HBV DNA was extracted using the QIAamp DNA Blood Mini Kit (Valencia, CA). All samples were amplified using a proof-reading enzyme (Fast Start High Fidelity enzyme, Roche, Mannheim, Germany). The conditions used for PCR were: 1 cycle of 95°C for 2 min followed by 40 cycles with denaturation for 30 sec at 95°C, annealing of primers for 30 sec at 58°C , and extension for 60 sec at 72°C with an additional 7 min for extension.

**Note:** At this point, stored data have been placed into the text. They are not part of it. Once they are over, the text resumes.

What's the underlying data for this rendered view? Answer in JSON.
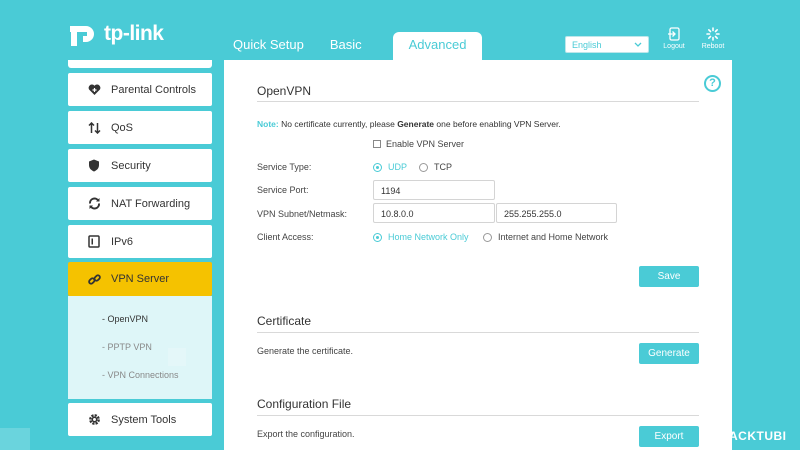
{
  "header": {
    "brand": "tp-link",
    "tabs": [
      {
        "label": "Quick Setup"
      },
      {
        "label": "Basic"
      },
      {
        "label": "Advanced"
      }
    ],
    "language": "English",
    "logout_label": "Logout",
    "reboot_label": "Reboot"
  },
  "sidebar": {
    "items": [
      {
        "label": "Parental Controls",
        "icon": "heart-icon"
      },
      {
        "label": "QoS",
        "icon": "arrows-updown-icon"
      },
      {
        "label": "Security",
        "icon": "shield-icon"
      },
      {
        "label": "NAT Forwarding",
        "icon": "refresh-icon"
      },
      {
        "label": "IPv6",
        "icon": "ipv6-icon"
      },
      {
        "label": "VPN Server",
        "icon": "link-icon"
      },
      {
        "label": "System Tools",
        "icon": "gear-icon"
      }
    ],
    "submenu": [
      {
        "label": "- OpenVPN"
      },
      {
        "label": "- PPTP VPN"
      },
      {
        "label": "- VPN Connections"
      }
    ]
  },
  "openvpn": {
    "title": "OpenVPN",
    "note_label": "Note:",
    "note_pre": "No certificate currently, please",
    "note_bold": "Generate",
    "note_post": "one before enabling VPN Server.",
    "enable_label": "Enable VPN Server",
    "service_type_label": "Service Type:",
    "udp_label": "UDP",
    "tcp_label": "TCP",
    "service_port_label": "Service Port:",
    "service_port_value": "1194",
    "subnet_label": "VPN Subnet/Netmask:",
    "subnet_value": "10.8.0.0",
    "netmask_value": "255.255.255.0",
    "client_access_label": "Client Access:",
    "access_home_label": "Home Network Only",
    "access_internet_label": "Internet and Home Network",
    "save_label": "Save"
  },
  "certificate": {
    "title": "Certificate",
    "desc": "Generate the certificate.",
    "button_label": "Generate"
  },
  "config_file": {
    "title": "Configuration File",
    "desc": "Export the configuration.",
    "button_label": "Export"
  },
  "watermark": "BLACKTUBI",
  "colors": {
    "accent": "#4acbd6",
    "active": "#f5c200"
  }
}
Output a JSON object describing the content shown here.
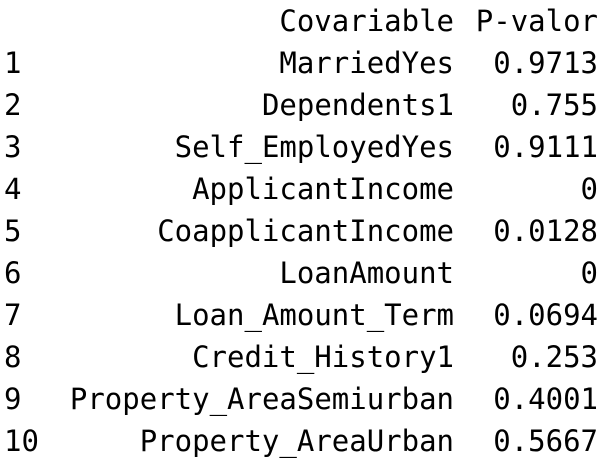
{
  "table": {
    "columns": [
      "Covariable",
      "P-valor"
    ],
    "rows": [
      {
        "index": "1",
        "covariable": "MarriedYes",
        "p_valor": "0.9713"
      },
      {
        "index": "2",
        "covariable": "Dependents1",
        "p_valor": "0.755"
      },
      {
        "index": "3",
        "covariable": "Self_EmployedYes",
        "p_valor": "0.9111"
      },
      {
        "index": "4",
        "covariable": "ApplicantIncome",
        "p_valor": "0"
      },
      {
        "index": "5",
        "covariable": "CoapplicantIncome",
        "p_valor": "0.0128"
      },
      {
        "index": "6",
        "covariable": "LoanAmount",
        "p_valor": "0"
      },
      {
        "index": "7",
        "covariable": "Loan_Amount_Term",
        "p_valor": "0.0694"
      },
      {
        "index": "8",
        "covariable": "Credit_History1",
        "p_valor": "0.253"
      },
      {
        "index": "9",
        "covariable": "Property_AreaSemiurban",
        "p_valor": "0.4001"
      },
      {
        "index": "10",
        "covariable": "Property_AreaUrban",
        "p_valor": "0.5667"
      }
    ]
  }
}
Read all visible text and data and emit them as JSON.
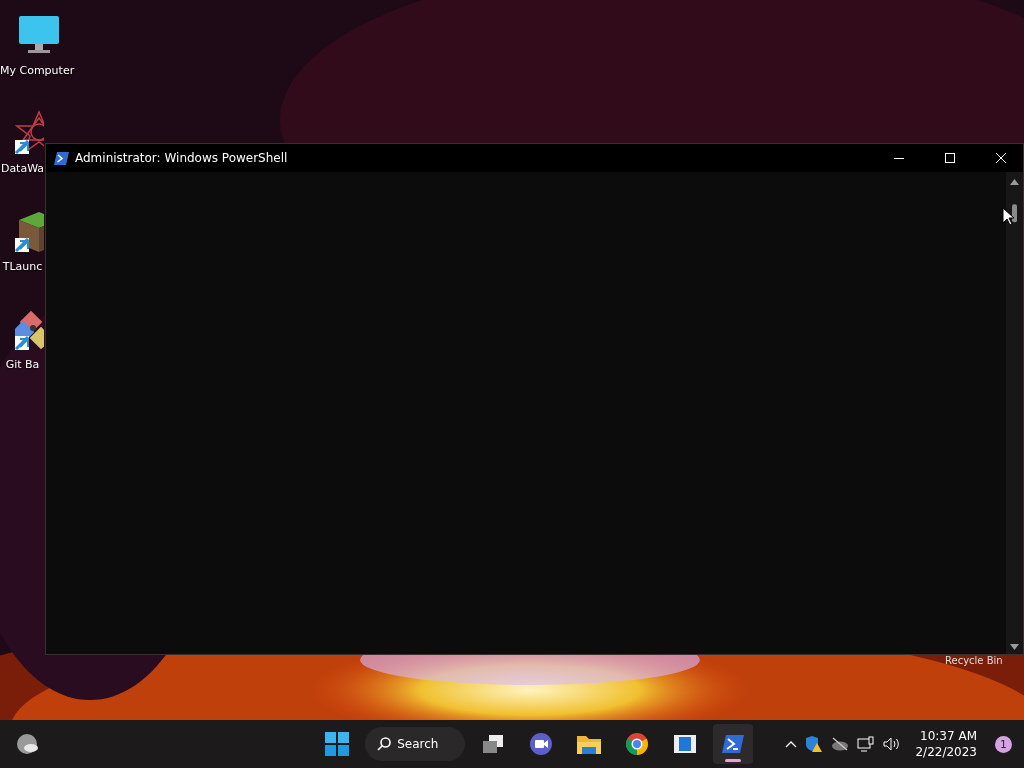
{
  "desktop_icons": [
    {
      "label": "My Computer",
      "kind": "computer",
      "shortcut": false
    },
    {
      "label": "DataWa",
      "kind": "datawarp",
      "shortcut": true
    },
    {
      "label": "TLaunc",
      "kind": "block",
      "shortcut": true
    },
    {
      "label": "Git Ba",
      "kind": "git",
      "shortcut": true
    }
  ],
  "recycle_bin": {
    "label": "Recycle Bin"
  },
  "window": {
    "title": "Administrator: Windows PowerShell"
  },
  "taskbar": {
    "search": "Search",
    "apps": [
      {
        "kind": "taskview",
        "selected": false
      },
      {
        "kind": "meet",
        "selected": false
      },
      {
        "kind": "explorer",
        "selected": false
      },
      {
        "kind": "chrome",
        "selected": false
      },
      {
        "kind": "notes",
        "selected": false
      },
      {
        "kind": "powershell",
        "selected": true
      }
    ],
    "clock": {
      "time": "10:37 AM",
      "date": "2/22/2023"
    },
    "notifications": "1"
  }
}
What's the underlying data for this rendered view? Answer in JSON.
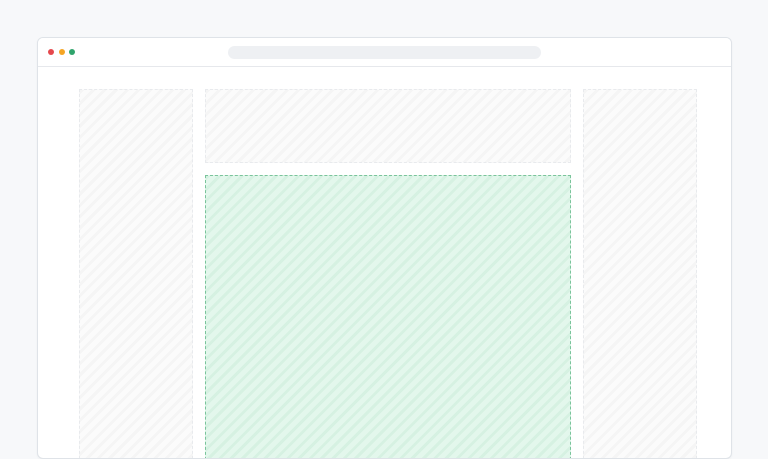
{
  "window": {
    "controls": [
      {
        "name": "close",
        "color": "#e5484d"
      },
      {
        "name": "minimize",
        "color": "#f5a524"
      },
      {
        "name": "maximize",
        "color": "#30a46c"
      }
    ],
    "address_bar": {
      "text": ""
    }
  },
  "layout_blocks": {
    "left_sidebar": {
      "state": "placeholder",
      "color": "#fbfbfb"
    },
    "top_block": {
      "state": "placeholder",
      "color": "#fbfbfb"
    },
    "right_sidebar": {
      "state": "placeholder",
      "color": "#fbfbfb"
    },
    "main_content": {
      "state": "highlighted",
      "color": "#e3f7ec",
      "border_color": "#7ac49b"
    }
  }
}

Table S1. Sequence and nt position of primers used for pyrosequencing of HBV

HBV 1 FW / GCTGCTATGCCTCATCTTCT / 118-142
HBV 1 RW / GAYGATGGGATGGGAATAC / 471-489
HBV 2 FW / TTGTTCAGTGGTTCGTMGGG / 289-305
HBV 2 RW / GGGTTAAATGTATACCCAVAG / 689-710
HBV 3 FW / TCTAGACTCGTGGTGGACTTCTC / 561-580
HBV 3 RW / TACACAGAAAGGCCTTGTAAGTTG / 974-997

Figure S1. Comparison between ShoRAH and our method, over a single simulation run, consisting of 10,000 reads sampled over a quasispecies of 10 distinct variants (m/2=1.5%, n=1,100, q=50, w+1=7). Phylogenetic network constructed via Neighbor-Net and distance based on simple number of differences, assessing branch significance through 1000 bootstrap runs. Our method reconstructed a total of 12 variants, with 10 exactly matching the original ones. The 2 exceeding variants from our method were indeed in-silico recombinants of maximum two original species. Specifically, “multinomial 11” mixed original species 2 and 3 (half/half), while “multinomial 10” was composed by 83% of variant 6 and 17% of variant 2. Instead, ShoRAH was prone to show more complex patterns of recombination: the variant shorah_d was a recombinant of original species 0 and 9; shorah_a of original species 7 and 9; shorah_j of original species 1 and 8; shorah_h of original species 6 and 8; shorah_k of original species 2 and 3.